Despite being presented as a national model, only pilot sites have received focused attention.
Committee Chairperson Zweli Mkhize pointed to confusion around the term “pilot” and the lack of clarity on how these sites differ from others already working within the DDM framework.
“If the DDM is a national model, we need clarity on what differentiates a pilot site from a fully implemented one.
We must be able to track progress meaningfully across all districts and metros—not just a select few,” Mkhize said.
The committee urged the department to improve its communication to ensure broader understanding and buy-in from stakeholders and the public. Feedback from pilot sites revealed that many officials still see the DDM as an add-on, rather than a reform of existing systems.

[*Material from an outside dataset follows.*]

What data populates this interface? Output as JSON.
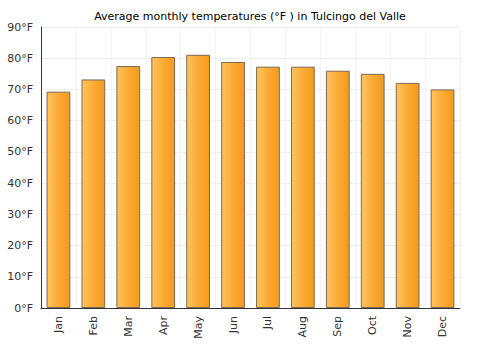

The committee called for transparency, accountability, and consistent national rollout to properly assess the model’s impact across all 52 districts and metros.
Mkhize stressed that the DDM’s goal is to revolutionise governance and service delivery through integration—but warned that confusion and bureaucracy are undermining this intent.
“There’s a pressing need to separate political messaging from the reality of implementation.
Parliament must know where we stand—what’s been achieved, what hasn’t. The DDM’s value must not be buried in structures and jargon. Success depends on practical, coordinated action, not added bureaucracy.”
The committee noted that, according to the department’s own data, only half of the DDM’s goals had been met. Pilots reportedly struggled with forming partnerships and managing change, raising concerns about scaling the model to all 257 municipalities.
In response, department officials acknowledged misunderstandings and committed to submitting a comprehensive report covering all 52 implementation sites.
Officials reaffirmed that the DDM is not a replacement for existing frameworks like the National Development Plan or Integrated Development Plans, but rather a unifying tool to align planning, budgeting, and monitoring into a single ‘One Plan.’